Break 3: The remaining stick is shorter still. Break off another random fraction $\beta_3$ of what’s left. This piece has length $\pi_3 = \beta_3 \times (\text{what’s left after breaks 1 and 2})$. Hand it to another word.

And so on, forever. Each break takes a random fraction of whatever stick remains. The pieces get smaller on average (because the remaining stick keeps shrinking), but they never quite reach zero — there’s always a little sliver left.

The key detail: each random fraction comes from $\text{Beta}(1, \theta)$ — and there’s our concentration parameter! The Beta(1, $\theta$) distribution controls how greedy each break is:

$\theta$ small: Beta(1, 0.5) tends to produce large fractions (0.6, 0.8). The first few breaks eat most of the stick. A few words get big pieces; the rest get crumbs.
$\theta$ large: Beta(1, 50) tends to produce small fractions (0.01, 0.03). Each break nibbles off a tiny piece. The probability gets spread across many, many words.

Try it yourself

Try It: Stick-Breaking

θ: 5.0

The top bar is the stick. Coloured segments are pieces already broken off (each one = a word’s probability). Grey is the remaining stick.

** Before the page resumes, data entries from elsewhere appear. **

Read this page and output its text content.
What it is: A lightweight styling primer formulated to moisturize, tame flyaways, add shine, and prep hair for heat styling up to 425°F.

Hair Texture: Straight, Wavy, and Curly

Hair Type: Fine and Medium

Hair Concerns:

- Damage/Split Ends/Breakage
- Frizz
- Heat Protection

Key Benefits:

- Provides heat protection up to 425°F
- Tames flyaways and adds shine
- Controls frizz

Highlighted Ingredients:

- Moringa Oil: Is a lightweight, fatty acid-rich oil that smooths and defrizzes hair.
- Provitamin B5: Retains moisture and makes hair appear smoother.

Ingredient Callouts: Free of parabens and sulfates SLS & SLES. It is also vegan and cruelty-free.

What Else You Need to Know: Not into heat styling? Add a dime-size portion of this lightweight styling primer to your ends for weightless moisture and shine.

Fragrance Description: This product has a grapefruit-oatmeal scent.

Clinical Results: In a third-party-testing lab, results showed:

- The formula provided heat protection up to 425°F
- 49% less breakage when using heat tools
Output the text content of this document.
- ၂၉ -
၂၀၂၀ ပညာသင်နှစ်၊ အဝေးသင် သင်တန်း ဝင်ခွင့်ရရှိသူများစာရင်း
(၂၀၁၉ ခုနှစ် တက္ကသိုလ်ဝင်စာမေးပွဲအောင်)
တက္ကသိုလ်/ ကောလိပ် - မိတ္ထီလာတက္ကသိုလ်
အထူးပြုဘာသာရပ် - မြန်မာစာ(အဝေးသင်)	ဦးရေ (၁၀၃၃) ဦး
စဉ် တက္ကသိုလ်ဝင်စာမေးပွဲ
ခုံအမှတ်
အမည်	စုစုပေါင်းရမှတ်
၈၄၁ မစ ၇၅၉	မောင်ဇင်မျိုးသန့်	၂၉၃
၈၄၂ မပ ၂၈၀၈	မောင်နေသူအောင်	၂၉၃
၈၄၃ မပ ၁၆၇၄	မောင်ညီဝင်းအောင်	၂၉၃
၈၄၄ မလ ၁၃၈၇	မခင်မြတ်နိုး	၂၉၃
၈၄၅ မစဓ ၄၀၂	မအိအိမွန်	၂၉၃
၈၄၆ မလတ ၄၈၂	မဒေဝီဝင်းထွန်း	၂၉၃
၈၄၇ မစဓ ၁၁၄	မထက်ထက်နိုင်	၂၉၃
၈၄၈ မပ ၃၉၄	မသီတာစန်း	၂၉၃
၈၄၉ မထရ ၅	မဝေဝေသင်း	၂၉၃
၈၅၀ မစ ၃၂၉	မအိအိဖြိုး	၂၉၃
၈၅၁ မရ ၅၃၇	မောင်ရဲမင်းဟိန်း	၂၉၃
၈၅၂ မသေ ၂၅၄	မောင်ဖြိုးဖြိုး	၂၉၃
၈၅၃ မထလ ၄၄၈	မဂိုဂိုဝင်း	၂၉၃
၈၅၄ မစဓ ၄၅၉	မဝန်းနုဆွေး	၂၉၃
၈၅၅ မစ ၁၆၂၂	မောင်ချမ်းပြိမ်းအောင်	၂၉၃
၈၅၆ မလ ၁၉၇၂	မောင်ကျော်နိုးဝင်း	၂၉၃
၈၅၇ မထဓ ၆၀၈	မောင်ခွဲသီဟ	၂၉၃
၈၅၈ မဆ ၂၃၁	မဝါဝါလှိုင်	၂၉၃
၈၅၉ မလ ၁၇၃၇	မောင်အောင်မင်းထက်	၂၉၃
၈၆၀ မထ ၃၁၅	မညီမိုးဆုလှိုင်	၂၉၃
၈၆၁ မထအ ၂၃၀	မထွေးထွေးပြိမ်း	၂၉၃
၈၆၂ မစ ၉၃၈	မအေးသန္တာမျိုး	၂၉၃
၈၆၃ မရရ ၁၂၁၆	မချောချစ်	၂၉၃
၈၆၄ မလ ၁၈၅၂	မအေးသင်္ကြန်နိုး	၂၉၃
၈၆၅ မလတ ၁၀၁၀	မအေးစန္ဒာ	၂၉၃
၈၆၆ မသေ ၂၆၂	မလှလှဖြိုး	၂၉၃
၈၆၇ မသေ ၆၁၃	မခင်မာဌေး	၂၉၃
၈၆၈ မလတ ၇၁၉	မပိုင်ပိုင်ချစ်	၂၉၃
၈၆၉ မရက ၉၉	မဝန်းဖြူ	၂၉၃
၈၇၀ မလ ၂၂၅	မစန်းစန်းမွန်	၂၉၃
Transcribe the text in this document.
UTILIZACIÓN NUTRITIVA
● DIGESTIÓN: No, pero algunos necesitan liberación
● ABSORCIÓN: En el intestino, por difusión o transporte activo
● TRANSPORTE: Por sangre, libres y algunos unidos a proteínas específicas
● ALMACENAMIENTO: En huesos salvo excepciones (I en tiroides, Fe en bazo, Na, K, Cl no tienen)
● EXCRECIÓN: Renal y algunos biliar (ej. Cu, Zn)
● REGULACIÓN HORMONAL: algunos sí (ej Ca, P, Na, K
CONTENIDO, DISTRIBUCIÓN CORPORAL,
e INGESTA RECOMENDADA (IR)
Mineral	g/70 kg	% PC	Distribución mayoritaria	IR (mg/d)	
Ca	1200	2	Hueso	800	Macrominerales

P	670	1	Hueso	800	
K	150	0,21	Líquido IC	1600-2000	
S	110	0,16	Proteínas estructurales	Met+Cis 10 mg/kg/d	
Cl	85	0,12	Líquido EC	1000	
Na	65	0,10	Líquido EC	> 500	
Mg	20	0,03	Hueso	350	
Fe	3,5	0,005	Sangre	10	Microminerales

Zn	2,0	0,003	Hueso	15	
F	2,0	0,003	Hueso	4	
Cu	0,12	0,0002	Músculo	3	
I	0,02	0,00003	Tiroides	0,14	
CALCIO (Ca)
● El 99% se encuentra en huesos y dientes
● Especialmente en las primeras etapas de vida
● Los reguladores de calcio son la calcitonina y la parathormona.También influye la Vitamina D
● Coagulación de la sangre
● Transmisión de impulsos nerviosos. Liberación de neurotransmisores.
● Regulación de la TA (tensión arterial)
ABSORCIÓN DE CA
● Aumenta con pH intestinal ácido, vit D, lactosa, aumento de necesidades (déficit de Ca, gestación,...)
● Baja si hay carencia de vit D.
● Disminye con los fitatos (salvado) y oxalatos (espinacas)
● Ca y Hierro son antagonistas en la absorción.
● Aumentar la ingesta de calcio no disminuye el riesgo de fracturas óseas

Click “Break once” a few times and watch the pieces appear. Then try “Break 20×” to see the full picture. Reset and try different $\theta$ values: - $\theta = 1$: Three or four breaks and the stick is mostly gone. A very concentrated distribution. - $\theta = 5$: A nice spread — maybe 15–20 visible pieces. - $\theta = 50$: Even 20 breaks barely dent the stick. The pieces are tiny.

A concrete example

To make this tangible, here’s what a specific stick-breaking might look like with $\theta = 2$. Each $\beta$ is drawn from Beta(1, 2), which has a mean of 1/3:

Break	Fraction $\beta_k$	Piece size $\pi_k$	Stick remaining
1	0.41	41.0%	59.0%
2	0.28	16.5%	42.5%
3	0.35	14.9%	27.6%
4	0.52	14.4%	13.2%
5	0.19	2.5%	10.7%
6	0.63	6.7%	4.0%
…	…	…	…

Notice: each $\beta_k$ is a fraction of the remaining stick, not the original. So the third break takes 35% of a 42.5% stick, yielding a 14.9% piece. The pieces get smaller on average, but occasionally a large $\beta$ on a small remainder produces a surprisingly big piece (break 6: 63% of 10.7% = 6.7%).

Why the result is always discrete

No matter what the base distribution $H$ looks like — even if it’s a smooth, continuous distribution — the output of stick-breaking is always a collection of point masses: specific words with specific probabilities. This is a deep property of the DP, and it’s exactly what we want for language. Words are discrete things.

The GEM distribution

The sequence of weights $(\pi_1, \pi_2, \pi_3, \ldots)$ produced by stick-breaking has its own name: the GEM distribution (after Griffiths, Engen, and McCloskey):

$$(\pi_1, \pi_2, \pi_3, \ldots) \sim \text{GEM}(\theta)$$

You can think of the GEM as the “probability allocation” part of the DP, separate from the “which words get which weights” part (which comes from $H$).